Geographic heterogeneity of activation functions in urban real-time flood forecasting: Based on seasonal trend decomposition using Loess-Temporal Convolutional Network-Gated Recurrent Unit model

Urban real-time flood forecasting is crucial for flood prevention and sustainable development, but it poses challenges due to data inputs and activation functions selection in data-driven models without sufficient focus of geographic heterogeneity. In this study, a novel Seasonal Trend Decomposition using Loess (STL)-Temporal Convolutional Network (TCN)-Gated Recurrent Unit (GRU) model is proposed to improve urban real-time flood forecasting accuracy, twenty-one different activation functions are considered for geographic heterogeneity. Experiments are conducted at six urban drainage system locations in Odense, Denmark.
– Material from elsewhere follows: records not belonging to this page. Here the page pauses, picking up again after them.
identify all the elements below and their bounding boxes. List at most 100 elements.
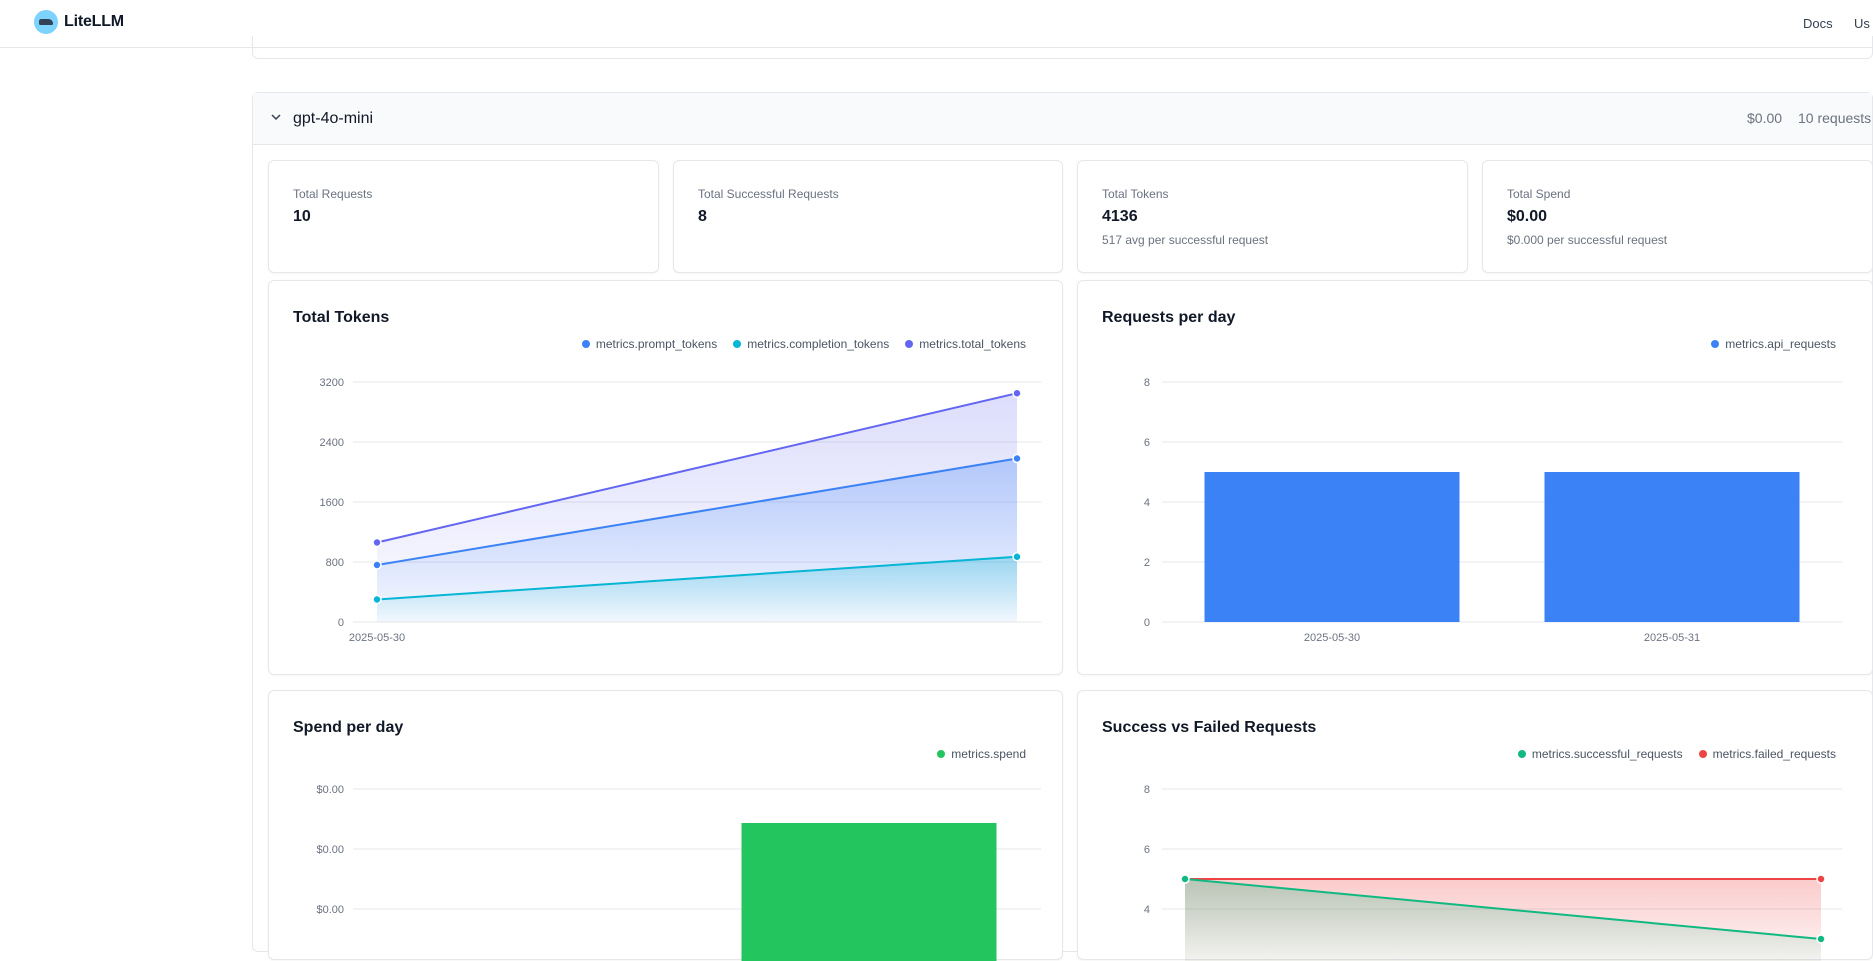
top-navbar: LiteLLM Docs Us bbox=[0, 0, 1873, 48]
series-area bbox=[1185, 879, 1821, 961]
litellm-logo-icon bbox=[34, 10, 58, 34]
series-line bbox=[376, 392, 1018, 544]
legend-label: metrics.api_requests bbox=[1725, 337, 1836, 351]
legend-dot bbox=[1711, 340, 1720, 348]
chart-title: Requests per day bbox=[1102, 309, 1236, 326]
stat-label: Total Requests bbox=[293, 187, 373, 201]
stat-value: 10 bbox=[293, 208, 311, 225]
data-point bbox=[372, 537, 382, 548]
stat-subtext: 517 avg per successful request bbox=[1102, 233, 1269, 247]
chart-legend: metrics.successful_requests metrics.fail… bbox=[1517, 747, 1836, 761]
chart-card-total-tokens: Total Tokens metrics.prompt_tokens metri… bbox=[268, 280, 1063, 675]
data-point bbox=[1180, 874, 1190, 884]
series-line bbox=[376, 555, 1018, 601]
chart-card-spend-per-day: Spend per day metrics.spend $0.00 $0.00 $0… bbox=[268, 690, 1063, 961]
bar bbox=[741, 823, 997, 961]
legend-label: metrics.spend bbox=[951, 747, 1026, 761]
stat-label: Total Spend bbox=[1507, 187, 1571, 201]
y-tick-label: 2 bbox=[1144, 557, 1150, 569]
chart-title: Spend per day bbox=[293, 719, 404, 736]
chart-legend: metrics.prompt_tokens metrics.completion… bbox=[581, 337, 1026, 351]
data-point bbox=[372, 560, 382, 570]
model-request-count: 10 requests bbox=[1798, 110, 1872, 126]
stat-card-successful-requests: Total Successful Requests 8 bbox=[673, 160, 1063, 273]
legend-dot bbox=[733, 340, 742, 348]
legend-item[interactable]: metrics.completion_tokens bbox=[733, 337, 889, 351]
data-point bbox=[1816, 934, 1826, 944]
legend-item[interactable]: metrics.successful_requests bbox=[1517, 747, 1683, 761]
chart-title: Total Tokens bbox=[293, 309, 390, 326]
legend-item[interactable]: metrics.api_requests bbox=[1711, 337, 1836, 351]
series-area bbox=[1185, 879, 1821, 961]
series-area bbox=[377, 458, 1017, 622]
series-area bbox=[377, 393, 1017, 622]
y-tick-label: 6 bbox=[1144, 844, 1150, 856]
accordion-header[interactable]: gpt-4o-mini $0.00 10 requests bbox=[253, 93, 1872, 145]
data-point bbox=[1012, 552, 1022, 562]
legend-label: metrics.total_tokens bbox=[919, 337, 1026, 351]
y-tick-label: 3200 bbox=[320, 377, 344, 389]
series-area bbox=[377, 556, 1017, 622]
y-tick-label: $0.00 bbox=[316, 904, 344, 916]
y-tick-label: 8 bbox=[1144, 784, 1150, 796]
stat-card-total-tokens: Total Tokens 4136 517 avg per successful… bbox=[1077, 160, 1468, 273]
y-tick-label: 0 bbox=[338, 617, 344, 629]
legend-label: metrics.prompt_tokens bbox=[595, 337, 718, 351]
legend-item[interactable]: metrics.spend bbox=[937, 747, 1026, 761]
stat-card-total-requests: Total Requests 10 bbox=[268, 160, 659, 273]
data-point bbox=[1012, 453, 1022, 464]
y-tick-label: 4 bbox=[1144, 497, 1150, 509]
model-name: gpt-4o-mini bbox=[293, 110, 374, 127]
legend-label: metrics.failed_requests bbox=[1712, 747, 1836, 761]
previous-model-section bbox=[252, 36, 1873, 59]
x-tick-label: 2025-05-30 bbox=[349, 632, 405, 644]
stat-label: Total Tokens bbox=[1102, 187, 1169, 201]
stat-card-total-spend: Total Spend $0.00 $0.000 per successful … bbox=[1482, 160, 1873, 273]
series-line bbox=[376, 457, 1018, 566]
data-point bbox=[1180, 874, 1190, 884]
y-tick-label: 6 bbox=[1144, 437, 1150, 449]
bar bbox=[1544, 472, 1800, 622]
chevron-down-icon[interactable] bbox=[270, 111, 282, 123]
legend-item[interactable]: metrics.total_tokens bbox=[905, 337, 1026, 351]
y-tick-label: $0.00 bbox=[316, 844, 344, 856]
chart-card-success-vs-failed: Success vs Failed Requests metrics.succe… bbox=[1077, 690, 1873, 961]
series-line bbox=[1184, 878, 1822, 940]
legend-dot bbox=[1698, 750, 1707, 758]
y-tick-label: 0 bbox=[1144, 617, 1150, 629]
y-tick-label: 1600 bbox=[320, 497, 344, 509]
bar bbox=[1204, 472, 1460, 622]
sidebar bbox=[0, 48, 252, 940]
x-tick-label: 2025-05-30 bbox=[1304, 632, 1360, 644]
data-point bbox=[372, 594, 382, 605]
y-tick-label: $0.00 bbox=[316, 784, 344, 796]
stat-label: Total Successful Requests bbox=[698, 187, 839, 201]
legend-dot bbox=[937, 750, 946, 758]
legend-dot bbox=[1517, 750, 1526, 758]
legend-item[interactable]: metrics.failed_requests bbox=[1698, 747, 1836, 761]
data-point bbox=[1012, 388, 1022, 398]
chart-card-requests-per-day: Requests per day metrics.api_requests 0 2… bbox=[1077, 280, 1873, 675]
stat-value: 4136 bbox=[1102, 208, 1138, 225]
legend-item[interactable]: metrics.prompt_tokens bbox=[581, 337, 718, 351]
app-logo[interactable]: LiteLLM bbox=[34, 10, 124, 34]
model-spend: $0.00 bbox=[1747, 110, 1783, 126]
legend-label: metrics.completion_tokens bbox=[747, 337, 890, 351]
chart-title: Success vs Failed Requests bbox=[1102, 719, 1317, 736]
stat-value: 8 bbox=[698, 208, 707, 225]
y-tick-label: 4 bbox=[1144, 904, 1150, 916]
legend-dot bbox=[905, 340, 914, 348]
y-tick-label: 8 bbox=[1144, 377, 1150, 389]
user-menu[interactable]: Us bbox=[1854, 16, 1870, 31]
stat-subtext: $0.000 per successful request bbox=[1507, 233, 1668, 247]
data-point bbox=[1816, 874, 1826, 884]
legend-label: metrics.successful_requests bbox=[1531, 747, 1683, 761]
stat-value: $0.00 bbox=[1507, 208, 1548, 225]
x-tick-label: 2025-05-31 bbox=[1644, 632, 1700, 644]
y-tick-label: 800 bbox=[326, 557, 344, 569]
app-name: LiteLLM bbox=[64, 13, 124, 30]
legend-dot bbox=[581, 340, 590, 348]
y-tick-label: 2400 bbox=[320, 437, 344, 449]
chart-legend: metrics.api_requests bbox=[1711, 337, 1836, 351]
docs-link[interactable]: Docs bbox=[1803, 16, 1833, 31]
The results show that: (1) STL effectively prepares data for forecasting using TCN and GRU models, leading improved performance compared to single models. STL-TCN-GRU deep learning model demonstrates strong applicability in urban forecasting, achieving an overall accuracy of 0.0079, 0.0140, 0.0482 and 0.9581 in Mean Absolute Error (MAE), Root Mean Square Error (RMSE), Mean Absolute Percentage Error (MAPE) and Nash-Sutcliffe efficiency coefficient (NSE), respectively. (2) Softsign emerges as the best activation function for forecasting in lower drainage system locations, with average accuracy of 0.0094, 0.0018, 0.0049 and 0.9938 in MAE, RMSE, MAPE and NSE, respectively. Furthermore, Softsign proves to be the best activation function for forecasting in middle drainage system locations, with average accuracy of 0.0047, 0.0081, 0.0309 and 0.9547 in MAE, RMSE, MAPE and NSE, respectively. Swish is the best activation function for forecasting in upper drainage system locations, with average accuracy of 0.0052, 0.0080, 0.0627 and 0.9060 in MAE, RMSE, MAPE and NSE, respectively. This study provides valuable insights for urban real-time flood forecasting modeling with high accuracy and evidence for activation function selection in data-driven models like STL-TCN-GRU for geographic heterogeneity.